A federal court ordered the ATF to release that data. Our partners at Reveal from The Center for Investigative Reporting sued ATF after it rejected a public records request.

ATF had cited the Tiahrt Amendment, which bars publicly disclosing most gun trace information.

Many law enforcement agencies wouldn't speak on the record about these findings. To be fair, no one in law enforcement is accused of doing anything illegal.

But the number of former police weapons turning up at crime scenes drew curiosity. What do local departments across the Delaware Valley do with their used firearms when they purchase new guns?

And what do those affected by gun violence have to say about these figures?

"This is unbelievable. We have a problem."

"More awareness needs to be made about this," Crystal Hamilton of South Philadelphia said.

The South Philadelphia mom says in the seven years since her son, Kristian Hamilton-Arthur's murder, she's helped hundreds of moms just like her, those caught up in trying to cope with indescribable loss.

Since her son died, she says she's learned a lot.

"I learned that there was a war going on in Philly," she said. "I had no clue it was that bad until it happened to me."

Hamilton-Arthur, a 28-year-old aspiring realtor, died in 2017 after police said a car pulled up to a spot where he was standing at 22nd and Fitzwater streets. Investigators say those inside the car opened fire. His murder is unsolved.

Since then, Hamilton has been on a mission, using her strength to call attention to the vicious cycle of gun violence.

She has mentored dozens of mothers through the loss of their children and has lobbied for stricter gun control legislation.

"As a mother that has lost a child to homicide, I had to join the crowd," Hamilton said. "I had to change my pain into a purpose. I wanted to find out what was going on, what happened because I was clueless. I had no clue."

It comes as no surprise that this mom, an anti-gun-violence activist in Philadelphia, was stunned to hear about the results of this CBS News and CBS News Philadelphia investigation: that former police weapons have been repeatedly found at crime scenes.

The once "law and order" guns were, apparently, now in the hands of bad guys.

"I'm floored," Hamilton said. "I can't believe it. This is unbelievable. We have a problem."

How many guns have the Philadelphia Police Department sold?

More data uncovered by CBS News data journalists shows nearly 900 former Philadelphia police guns were sold legally between 2006 and 2022. A department spokesperson said these figures represent officers who were permitted to buy their firearms as the department bought new guns, or the officer was retiring.
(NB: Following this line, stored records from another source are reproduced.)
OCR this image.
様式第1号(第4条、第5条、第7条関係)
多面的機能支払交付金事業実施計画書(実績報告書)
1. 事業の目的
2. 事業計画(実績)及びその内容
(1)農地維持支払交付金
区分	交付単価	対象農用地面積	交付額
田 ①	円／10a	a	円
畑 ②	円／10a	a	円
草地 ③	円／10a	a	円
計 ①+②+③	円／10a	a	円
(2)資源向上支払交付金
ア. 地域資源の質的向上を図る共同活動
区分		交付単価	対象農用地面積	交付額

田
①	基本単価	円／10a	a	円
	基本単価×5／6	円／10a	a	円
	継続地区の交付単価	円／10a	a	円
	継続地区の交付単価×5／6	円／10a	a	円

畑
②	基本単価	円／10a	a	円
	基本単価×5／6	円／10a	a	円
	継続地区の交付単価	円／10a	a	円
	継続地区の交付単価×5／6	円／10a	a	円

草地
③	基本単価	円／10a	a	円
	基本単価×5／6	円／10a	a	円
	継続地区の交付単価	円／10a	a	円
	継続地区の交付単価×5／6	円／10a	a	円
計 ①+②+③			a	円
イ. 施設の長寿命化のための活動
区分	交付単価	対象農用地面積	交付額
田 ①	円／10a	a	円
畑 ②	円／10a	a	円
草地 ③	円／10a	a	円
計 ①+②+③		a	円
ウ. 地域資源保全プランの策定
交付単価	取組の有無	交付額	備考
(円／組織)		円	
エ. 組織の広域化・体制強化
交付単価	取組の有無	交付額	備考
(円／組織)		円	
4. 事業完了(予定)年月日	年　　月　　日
From the research, this practice is commonplace with dozens of departments we reached out to for comment and information. Those included county sheriff's departments, local police, the city of Allentown and Philadelphia.

On the fifth floor of Philadelphia's Public Services Building, Police Commissioner Kevin Bethel granted CBS News Philadelphia a sit-down interview to talk about our findings and to explain his department's policies.
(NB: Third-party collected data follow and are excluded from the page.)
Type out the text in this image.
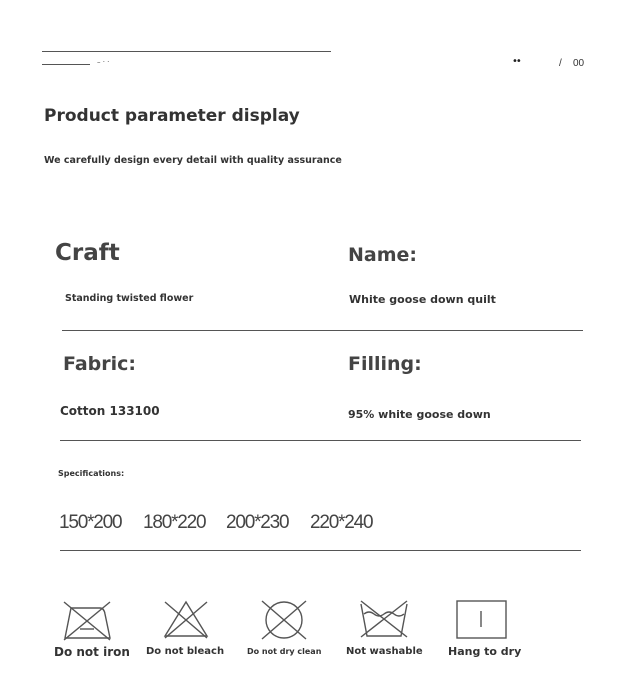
– · ·	••	/ 00
Product parameter display
We carefully design every detail with quality assurance
Craft
Standing twisted flower
Name:
White goose down quilt
Fabric:
Cotton 133100
Filling:
95% white goose down
Specifications:
150*200 180*220 200*230 220*240
Do not iron Do not bleach	Do not dry clean Not washable Hang to dry
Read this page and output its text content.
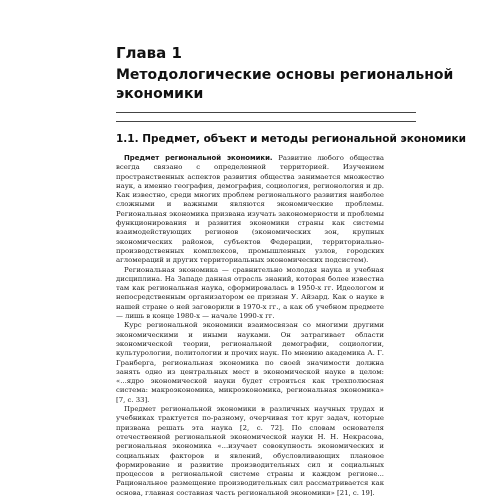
Глава 1
Методологические основы региональной экономики
1.1. Предмет, объект и методы региональной экономики

Предмет региональной экономики. Развитие любого общества всегда связано с определенной территорией. Изучением пространственных аспектов развития общества занимается множество наук, а именно география, демография, социология, регионология и др. Как известно, среди многих проблем регионального развития наиболее сложными и важными являются экономические проблемы. Региональная экономика призвана изучать закономерности и проблемы функционирования и развития экономики страны как системы взаимодействующих регионов (экономических зон, крупных экономических районов, субъектов Федерации, территориально-производственных комплексов, промышленных узлов, городских агломераций и других территориальных экономических подсистем).

Региональная экономика — сравнительно молодая наука и учебная дисциплина. На Западе данная отрасль знаний, которая более известна там как региональная наука, сформировалась в 1950-х гг. Идеологом и непосредственным организатором ее признан У. Айзард. Как о науке в нашей стране о ней заговорили в 1970-х гг., а как об учебном предмете — лишь в конце 1980-х — начале 1990-х гг.

Курс региональной экономики взаимосвязан со многими другими экономическими и иными науками. Он затрагивает области экономической теории, региональной демографии, социологии, культурологии, политологии и прочих наук. По мнению академика А. Г. Гранберга, региональная экономика по своей значимости должна занять одно из центральных мест в экономической науке в целом: «...ядро экономической науки будет строиться как трехполюсная система: макроэкономика, микроэкономика, региональная экономика» [7, с. 33].

Предмет региональной экономики в различных научных трудах и учебниках трактуется по-разному, очерчивая тот круг задач, которые призвана решать эта наука [2, с. 72]. По словам основателя отечественной региональной экономической науки Н. Н. Некрасова, региональная экономика «...изучает совокупность экономических и социальных факторов и явлений, обусловливающих плановое формирование и развитие производительных сил и социальных процессов в региональной системе страны и каждом регионе... Рациональное размещение производительных сил рассматривается как основа, главная составная часть региональной экономики» [21, с. 19].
"We here at the department take our guns and sell them back to the manufacturer," Bethel said. "Half our guns are, as you are aware, being purchased by the officer."
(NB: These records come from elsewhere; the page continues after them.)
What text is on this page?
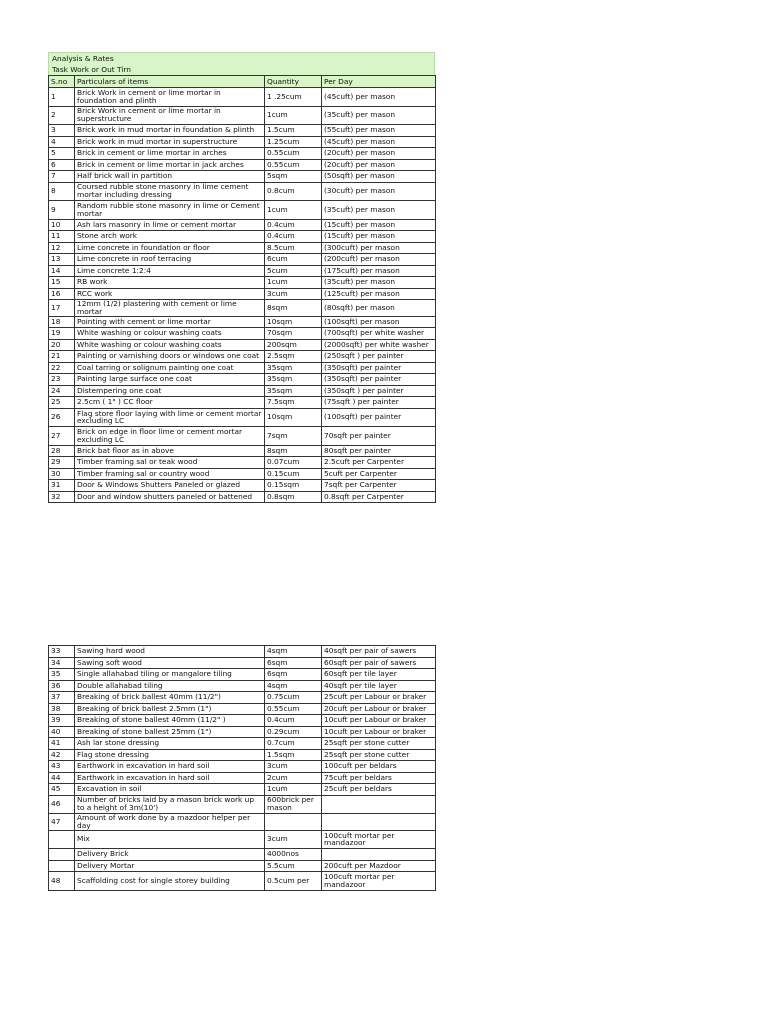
Analysis & Rates
Task Work or Out Tirn
S.no	Particulars of items	Quantity	Per Day
1	Brick Work in cement or lime mortar in foundation and plinth	1 .25cum	(45cuft) per mason
2	Brick Work in cement or lime mortar in superstructure	1cum	(35cuft) per mason
3	Brick work in mud mortar in foundation & plinth	1.5cum	(55cuft) per mason
4	Brick work in mud mortar in superstructure	1.25cum	(45cuft) per mason
5	Brick in cement or lime mortar in arches	0.55cum	(20cuft) per mason
6	Brick in cement or lime mortar in jack arches	0.55cum	(20cuft) per mason
7	Half brick wall in partition	5sqm	(50sqft) per mason
8	Coursed rubble stone masonry in lime cement mortar including dressing	0.8cum	(30cuft) per mason
9	Random rubble stone masonry in lime or Cement mortar	1cum	(35cuft) per mason
10	Ash lars masonry in lime or cement mortar	0.4cum	(15cuft) per mason
11	Stone arch work	0.4cum	(15cuft) per mason
12	Lime concrete in foundation or floor	8.5cum	(300cuft) per mason
13	Lime concrete in roof terracing	6cum	(200cuft) per mason
14	Lime concrete 1:2:4	5cum	(175cuft) per mason
15	RB work	1cum	(35cuft) per mason
16	RCC work	3cum	(125cuft) per mason
17	12mm (1/2) plastering with cement or lime mortar	8sqm	(80sqft) per mason
18	Pointing with cement or lime mortar	10sqm	(100sqft) per mason
19	White washing or colour washing coats	70sqm	(700sqft) per white washer
20	White washing or colour washing coats	200sqm	(2000sqft) per white washer
21	Painting or varnishing doors or windows one coat	2.5sqm	(250sqft ) per painter
22	Coal tarring or solignum painting one coat	35sqm	(350sqft) per painter
23	Painting large surface one coat	35sqm	(350sqft) per painter
24	Distempering one coat	35sqm	(350sqft ) per painter
25	2.5cm ( 1" ) CC floor	7.5sqm	(75sqft ) per painter
26	Flag store floor laying with lime or cement mortar excluding LC	10sqm	(100sqft) per painter
27	Brick on edge in floor lime or cement mortar excluding LC	7sqm	70sqft per painter
28	Brick bat floor as in above	8sqm	80sqft per painter
29	Timber framing sal or teak wood	0.07cum	2.5cuft per Carpenter
30	Timber framing sal or country wood	0.15cum	5cuft per Carpenter
31	Door & Windows Shutters Paneled or glazed	0.15sqm	7sqft per Carpenter
32	Door and window shutters paneled or battened	0.8sqm	0.8sqft per Carpenter
33	Sawing hard wood	4sqm	40sqft per pair of sawers
34	Sawing soft wood	6sqm	60sqft per pair of sawers
35	Single allahabad tiling or mangalore tiling	6sqm	60sqft per tile layer
36	Double allahabad tiling	4sqm	40sqft per tile layer
37	Breaking of brick ballest 40mm (11/2")	0.75cum	25cuft per Labour or braker
38	Breaking of brick ballest 2.5mm (1")	0.55cum	20cuft per Labour or braker
39	Breaking of stone ballest 40mm (11/2" )	0.4cum	10cuft per Labour or braker
40	Breaking of stone ballest 25mm (1")	0.29cum	10cuft per Labour or braker
41	Ash lar stone dressing	0.7cum	25sqft per stone cutter
42	Flag stone dressing	1.5sqm	25sqft per stone cutter
43	Earthwork in excavation in hard soil	3cum	100cuft per beldars
44	Earthwork in excavation in hard soil	2cum	75cuft per beldars
45	Excavation in soil	1cum	25cuft per beldars
46	Number of bricks laid by a mason brick work up to a height of 3m(10')	600brick per mason	
47	Amount of work done by a mazdoor helper per day		
	Mix	3cum	100cuft mortar per mandazoor
	Delivery Brick	4000nos	
	Delivery Mortar	5.5cum	200cuft per Mazdoor
48	Scaffolding cost for single storey building	0.5cum per	100cuft mortar per mandazoor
A department spokesperson said they were unaware of any former Philadelphia police weapons turning up at crime scenes.

Of the data we uncovered about the 52,000 former police weapons found at crime scenes, the ATF wouldn't reveal which police departments once owned those weapons.

"We have to look at all of it and see if, as you indicated, if we're contributing — we constantly talk about how many guns are in our communities," Bethel said. "If we're finding the weapons we're purchasing and then bringing back and recycling to being crime guns, well, that's a problem, right, and something we have to talk about and think about."

We reached out to a spokesperson for Philadelphia Mayor Cherelle Parker, a Democrat, providing details and the findings of our investigation. An email sent earlier this week seeking comment did not receive a response.

In this months-long investigation, CBS News Philadelphia sought records and spoke with dozens of police sources.

Like Philadelphia, every department we reached out to has traded used weapons back to a federally licensed firearms dealer in exchange for a discount on new firearms purchases. But how 52,000 law enforcement weapons ended up at crime scenes is not entirely clear.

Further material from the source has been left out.